この頃の私は、父から引き継いだ「奥織物株式会社」を経営し、タオル織機でタオルを織ることを事業としていていたため、これまで通りの作り方で、まずはウガンダオーガニックコットンの糸で1枚のタオルサンプルを織り上げることに取り組んだ。私はまず現状の織機でおれる糸にするため、糊付け屋さんに掛け合った。友人を通じて紹介してもらった糊付け屋さんは私に「ちょうどオーガニック専用の糊付けがあるよ。」と告げ、私は二つ返事でそのオーガニック専用の糊付けを発注した。糊付け屋さんから上がってきた糸を、そのまま整経屋さん(織機のビームに糸を巻く専門職)に届け、糸を巻いてもらった。整経屋さんからは「特に問題なかったよ。」と嬉しい言葉を頂き、難なくタオルのサンプルを織りあげ、いつもお願いしていた染工場へ精練加工をお願いし、ウガンダオーガニックコットンを使用したタオルのサンプルが無事に出来上がった。

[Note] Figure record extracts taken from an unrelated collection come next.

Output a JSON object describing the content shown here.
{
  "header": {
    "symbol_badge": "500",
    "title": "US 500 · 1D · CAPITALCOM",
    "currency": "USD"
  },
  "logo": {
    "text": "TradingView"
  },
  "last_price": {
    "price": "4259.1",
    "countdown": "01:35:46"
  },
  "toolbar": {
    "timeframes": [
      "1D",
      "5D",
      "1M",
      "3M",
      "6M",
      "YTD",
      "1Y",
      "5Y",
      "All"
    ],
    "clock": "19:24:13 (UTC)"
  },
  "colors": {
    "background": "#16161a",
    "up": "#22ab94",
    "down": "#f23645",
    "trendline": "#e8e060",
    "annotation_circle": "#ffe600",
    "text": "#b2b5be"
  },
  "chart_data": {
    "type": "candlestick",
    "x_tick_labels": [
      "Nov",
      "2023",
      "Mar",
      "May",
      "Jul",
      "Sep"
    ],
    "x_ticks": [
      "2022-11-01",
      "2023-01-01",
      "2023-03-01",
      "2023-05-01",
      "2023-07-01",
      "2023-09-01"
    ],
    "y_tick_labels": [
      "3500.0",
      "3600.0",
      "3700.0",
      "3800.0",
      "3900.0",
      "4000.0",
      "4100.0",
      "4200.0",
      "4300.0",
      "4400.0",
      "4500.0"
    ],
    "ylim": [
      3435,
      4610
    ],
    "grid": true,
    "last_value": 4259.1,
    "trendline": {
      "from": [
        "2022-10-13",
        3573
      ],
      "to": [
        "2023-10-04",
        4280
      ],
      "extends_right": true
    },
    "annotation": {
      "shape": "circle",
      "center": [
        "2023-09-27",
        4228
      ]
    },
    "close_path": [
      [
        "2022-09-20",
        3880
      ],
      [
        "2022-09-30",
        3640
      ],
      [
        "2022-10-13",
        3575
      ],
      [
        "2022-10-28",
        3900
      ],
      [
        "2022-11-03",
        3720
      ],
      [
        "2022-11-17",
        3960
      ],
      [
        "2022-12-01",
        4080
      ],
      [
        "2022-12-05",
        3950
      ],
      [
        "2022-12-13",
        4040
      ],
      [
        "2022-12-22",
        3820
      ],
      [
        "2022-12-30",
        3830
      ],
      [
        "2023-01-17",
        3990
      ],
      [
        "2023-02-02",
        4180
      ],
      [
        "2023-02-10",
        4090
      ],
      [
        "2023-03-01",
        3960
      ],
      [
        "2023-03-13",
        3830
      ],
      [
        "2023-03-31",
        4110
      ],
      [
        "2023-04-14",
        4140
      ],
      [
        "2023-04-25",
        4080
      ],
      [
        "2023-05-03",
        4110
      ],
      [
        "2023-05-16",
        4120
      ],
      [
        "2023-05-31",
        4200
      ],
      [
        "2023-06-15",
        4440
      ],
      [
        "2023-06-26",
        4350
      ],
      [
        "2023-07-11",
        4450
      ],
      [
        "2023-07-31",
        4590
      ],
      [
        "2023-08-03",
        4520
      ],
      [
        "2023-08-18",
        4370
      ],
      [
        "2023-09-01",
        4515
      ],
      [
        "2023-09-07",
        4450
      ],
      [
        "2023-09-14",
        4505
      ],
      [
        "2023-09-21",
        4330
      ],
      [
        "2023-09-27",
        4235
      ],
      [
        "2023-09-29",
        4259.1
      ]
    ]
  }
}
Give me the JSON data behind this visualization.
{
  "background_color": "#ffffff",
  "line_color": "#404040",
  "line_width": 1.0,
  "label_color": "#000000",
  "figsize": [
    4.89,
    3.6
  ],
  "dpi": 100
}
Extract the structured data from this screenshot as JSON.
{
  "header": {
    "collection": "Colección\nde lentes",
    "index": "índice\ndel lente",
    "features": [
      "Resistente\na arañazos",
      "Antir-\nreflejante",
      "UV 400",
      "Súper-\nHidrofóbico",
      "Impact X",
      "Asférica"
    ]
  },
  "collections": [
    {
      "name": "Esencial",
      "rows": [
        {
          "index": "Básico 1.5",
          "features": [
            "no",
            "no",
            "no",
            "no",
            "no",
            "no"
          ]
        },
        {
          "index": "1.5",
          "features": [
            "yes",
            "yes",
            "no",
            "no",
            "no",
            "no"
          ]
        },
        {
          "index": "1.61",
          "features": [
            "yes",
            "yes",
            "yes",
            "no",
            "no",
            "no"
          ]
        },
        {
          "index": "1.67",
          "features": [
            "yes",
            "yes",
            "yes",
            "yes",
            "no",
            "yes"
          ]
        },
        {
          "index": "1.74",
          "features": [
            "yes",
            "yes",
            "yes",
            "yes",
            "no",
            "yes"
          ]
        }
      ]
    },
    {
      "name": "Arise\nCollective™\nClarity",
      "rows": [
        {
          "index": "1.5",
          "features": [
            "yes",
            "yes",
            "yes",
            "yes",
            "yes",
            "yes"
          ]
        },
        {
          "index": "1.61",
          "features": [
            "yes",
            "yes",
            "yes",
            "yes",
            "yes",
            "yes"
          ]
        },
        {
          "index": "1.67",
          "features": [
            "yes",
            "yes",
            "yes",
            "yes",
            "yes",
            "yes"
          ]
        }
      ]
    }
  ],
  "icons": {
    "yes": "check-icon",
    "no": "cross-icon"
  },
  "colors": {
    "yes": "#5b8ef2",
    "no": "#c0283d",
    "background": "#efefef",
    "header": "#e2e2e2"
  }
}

私は、再びウガンダへ出向き柏田氏に預かった糸で織り上げたタオルサンプルを見せた。柏田氏はとても喜んでくれた。
私は、柏田氏に「これから、ウガンダオーガニックコットンを素材としたタオル作りに本気で取り組みたいと考えています。色々研究すべきことは多くありますが、頑張りますのでよろしくお願いします。」と熱意を伝えた。そしてその足で、ウガンダオーガニックコットンの農場が広がるウガンダ北部へ足を延ばし。初めてウガンダオーガニックコットンが作られるリラ地区(Lila District)へ入った。私が行った時期は、ちょうど花が咲いて蕾ができる時期だったため、コットンボールを見ることはできなかったが、これから長年向き合っていく素材を生み出す地域の空気を吸えたことで大きな満足感を感じ、また柏田氏の工場のようなウガンダオーガニックコットンしか存在しない「完全な一貫生産工場の実現」を目指すという心の中で芽生えた新たな目標を感じながらウガンダから帰国した。
帰国後、私はすぐに一貫生産工場実現に向け動き出した。とは言っても、何から手を付けるべきか見当もつかなかった私は、知人の専門家(タオルの熟練技師)にアドバイスをもらいながら、一つ一つ立ちはだかる問題と向き合っていった。
私がこれまで続けてきたタオル製造は、分業体制が構築されているタオル産地の中の一工程(織工程)を担い、また様々な企業に助けをもらいながら一つのタオルを作っていくタオル製造を行っていた。すなわち、「一人では何も作れないというタオル屋」だったといえる。そんなタオル屋が、一人でオンリーワンのタオルを作り上げようとするということは、タオル産地に関わる者からすれば、
まさに邪道の中の邪道として感じていたのではないだろうか。しかし、私がウガンダで見た柏田氏の工場と、ウガンダオーガニックコットンを栽培する地域を見た私にとっては、「中途半端に誤魔化したオーガニックは作れない。」そして「どうせするなら、とことんやりたい。」という気持ちが強く心に刻まれていた。「何と言われようと、納得いくところまでやろう。」そう決意を固め、私は夢の実現に突き進んだ。